The stock answer is to get the biggest squid you can, stitch in a monstrous hook, and stitch the tentacle portion of the body to the mantle. All that stitching is a must because swords often beat their prey with their bill several times before trying to eat it, and squid are on the delicate side. Drop down a squid without securing the body parts together, and you’ll usually reel back half a quid after missing the strike.

Some anglers swear by mahi or bonito belly strips, which are far hardier and still seem to get plenty of strikes. Others like to put a rubber skirt over an eel, which is practically impossible to dismember without a very sharp knife.
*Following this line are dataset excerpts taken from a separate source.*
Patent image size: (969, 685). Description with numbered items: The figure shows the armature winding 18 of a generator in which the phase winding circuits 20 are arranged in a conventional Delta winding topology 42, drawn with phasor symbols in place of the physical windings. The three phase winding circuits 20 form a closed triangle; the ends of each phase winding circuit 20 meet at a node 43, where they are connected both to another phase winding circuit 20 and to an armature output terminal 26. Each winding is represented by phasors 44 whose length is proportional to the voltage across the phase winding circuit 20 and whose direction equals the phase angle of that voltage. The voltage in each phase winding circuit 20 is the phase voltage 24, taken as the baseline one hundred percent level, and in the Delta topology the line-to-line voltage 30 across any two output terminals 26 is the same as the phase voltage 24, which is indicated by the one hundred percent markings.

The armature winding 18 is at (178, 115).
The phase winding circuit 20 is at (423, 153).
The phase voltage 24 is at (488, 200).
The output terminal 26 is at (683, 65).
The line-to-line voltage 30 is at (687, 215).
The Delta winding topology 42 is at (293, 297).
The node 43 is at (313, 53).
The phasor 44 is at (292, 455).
And some use rugged plastic Hogies rather than opt for more natural baits.

After years of sticking with squid I began trying them all, and after one particular day where we had 11 bites and boated seven swordfish while using the full assortment of baits, I’ve come to a singular conclusion: The bottom line is that a hungry sword will attack just about anything you present properly, but it had better survive the initial attack or you won’t catch the fish. It. Must. Be. Rugged. Very, very rugged. It has to retain shape and the hook has to stay put when that bill wacks at over and over again. And if it does, and if you react properly when bit, you’ll get your hookup – and the battle of a lifetime.